Alors que la médecine s’emploie depuis des décennies à maîtriser le « mauvais » cholestérol LDL, un autre acteur, jusqu’ici discret, vient bouleverser les certitudes. Ce « cholestérol résiduel », mis en lumière par une étude danoise, pourrait expliquer pourquoi tant de patients présentent encore des risques cardiaques malgré un LDL bien contrôlé.

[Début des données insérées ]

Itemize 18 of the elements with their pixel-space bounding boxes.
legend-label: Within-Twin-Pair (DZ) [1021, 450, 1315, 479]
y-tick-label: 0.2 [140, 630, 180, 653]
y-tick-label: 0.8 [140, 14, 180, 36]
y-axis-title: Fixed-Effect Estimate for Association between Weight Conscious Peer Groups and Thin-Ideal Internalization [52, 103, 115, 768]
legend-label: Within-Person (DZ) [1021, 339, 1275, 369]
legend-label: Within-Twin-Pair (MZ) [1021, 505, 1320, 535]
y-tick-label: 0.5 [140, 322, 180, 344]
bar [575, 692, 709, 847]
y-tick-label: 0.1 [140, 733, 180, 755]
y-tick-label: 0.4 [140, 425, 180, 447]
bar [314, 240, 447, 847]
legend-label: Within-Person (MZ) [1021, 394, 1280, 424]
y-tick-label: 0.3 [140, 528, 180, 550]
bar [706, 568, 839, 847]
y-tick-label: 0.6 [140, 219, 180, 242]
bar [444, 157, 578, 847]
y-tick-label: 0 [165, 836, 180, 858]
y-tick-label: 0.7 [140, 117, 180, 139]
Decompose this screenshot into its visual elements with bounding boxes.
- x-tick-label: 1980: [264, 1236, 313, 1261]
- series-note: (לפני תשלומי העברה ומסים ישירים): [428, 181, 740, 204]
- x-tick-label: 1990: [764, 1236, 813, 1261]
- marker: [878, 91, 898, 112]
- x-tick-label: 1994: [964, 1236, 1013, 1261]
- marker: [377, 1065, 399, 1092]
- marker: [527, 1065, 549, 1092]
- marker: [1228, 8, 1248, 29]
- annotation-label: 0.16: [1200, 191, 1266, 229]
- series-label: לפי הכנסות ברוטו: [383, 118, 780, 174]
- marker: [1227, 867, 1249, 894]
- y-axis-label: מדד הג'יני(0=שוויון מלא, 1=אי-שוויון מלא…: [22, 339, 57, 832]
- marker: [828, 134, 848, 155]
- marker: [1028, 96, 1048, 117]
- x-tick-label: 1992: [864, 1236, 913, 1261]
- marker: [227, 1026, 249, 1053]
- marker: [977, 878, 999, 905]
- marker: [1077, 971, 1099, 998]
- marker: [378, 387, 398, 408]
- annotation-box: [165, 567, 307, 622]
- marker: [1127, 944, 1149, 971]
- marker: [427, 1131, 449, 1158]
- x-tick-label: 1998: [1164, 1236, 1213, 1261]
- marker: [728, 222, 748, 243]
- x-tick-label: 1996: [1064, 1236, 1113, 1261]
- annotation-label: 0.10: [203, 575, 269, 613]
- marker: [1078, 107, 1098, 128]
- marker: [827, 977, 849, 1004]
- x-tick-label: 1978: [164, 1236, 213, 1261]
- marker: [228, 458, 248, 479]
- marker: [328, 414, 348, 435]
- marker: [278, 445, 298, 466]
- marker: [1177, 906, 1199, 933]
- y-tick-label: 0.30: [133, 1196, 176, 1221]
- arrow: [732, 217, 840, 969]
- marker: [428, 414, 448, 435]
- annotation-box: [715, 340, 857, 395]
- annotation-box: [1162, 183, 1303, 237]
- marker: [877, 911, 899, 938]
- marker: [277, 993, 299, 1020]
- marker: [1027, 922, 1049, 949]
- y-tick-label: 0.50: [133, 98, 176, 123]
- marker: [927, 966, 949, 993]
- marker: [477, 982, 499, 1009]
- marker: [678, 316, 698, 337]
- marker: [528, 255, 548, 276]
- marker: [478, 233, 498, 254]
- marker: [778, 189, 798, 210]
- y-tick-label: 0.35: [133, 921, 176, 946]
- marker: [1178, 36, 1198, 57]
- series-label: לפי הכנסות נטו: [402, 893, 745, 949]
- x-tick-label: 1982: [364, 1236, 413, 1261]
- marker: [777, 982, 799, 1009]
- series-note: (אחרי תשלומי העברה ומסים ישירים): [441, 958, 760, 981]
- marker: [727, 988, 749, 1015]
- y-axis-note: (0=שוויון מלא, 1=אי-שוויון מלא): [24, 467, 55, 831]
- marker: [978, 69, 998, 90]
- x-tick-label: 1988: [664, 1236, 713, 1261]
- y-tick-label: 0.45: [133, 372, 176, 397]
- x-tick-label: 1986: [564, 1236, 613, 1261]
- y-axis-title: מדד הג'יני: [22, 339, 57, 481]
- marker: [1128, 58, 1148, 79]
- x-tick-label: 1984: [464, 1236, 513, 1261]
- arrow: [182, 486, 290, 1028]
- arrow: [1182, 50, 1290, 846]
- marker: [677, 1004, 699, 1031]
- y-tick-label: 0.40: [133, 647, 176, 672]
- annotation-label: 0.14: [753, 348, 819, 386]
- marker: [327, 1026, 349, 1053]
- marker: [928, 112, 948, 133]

Le risque caché derrière un bilan normal
Publiée dans l’European Journal of Preventive Cardiology, l’étude menée sur plus de 100 000 personnes suivies pendant douze ans montre qu’une réduction du cholestérol résiduel pourrait diminuer le risque de maladies cardiovasculaires jusqu’à 20 % chez les hommes et 17 % chez les femmes. Ce cholestérol d’un nouveau genre ne s’accumule pas dans les artères comme le LDL, mais laisse derrière lui des résidus inflammatoires issus de la digestion des graisses. Transporté par des particules riches en triglycérides, il encrasse les vaisseaux de manière plus insidieuse. Contrairement au cholestérol LDL ou HDL, ce résiduel n’apparaît pas directement sur une analyse classique. Il se déduit d’un bilan lipidique complet, à travers la combinaison du taux de triglycérides, du LDL et du HDL. Ce piège explique pourquoi il passe souvent inaperçu. Les statines, efficaces contre le LDL, restent sans effet sur lui, laissant un « risque résiduel » difficile à traiter.
Des millions de Français potentiellement concernés
Ce cholestérol silencieux touche en particulier les personnes souffrant d’excès de triglycérides, de surpoids, de diabète ou de déséquilibre alimentaire. En France, plusieurs millions de personnes pourraient être concernées sans le savoir. Les chercheurs insistent sur la nécessité d’un suivi plus précis, notamment pour les patients dont le bilan sanguin semble pourtant satisfaisant. De nouveaux traitements sont à l’étude pour cibler spécifiquement ce cholestérol résiduel. En attendant, les médecins rappellent que les leviers restent les mêmes : limiter les sucres rapides, réduire la consommation d’alcool et pratiquer une activité physique régulière. Ce « troisième cholestérol » rappelle une évidence oubliée : même lorsque les chiffres paraissent bons, le cœur peut continuer à se fragiliser en silence.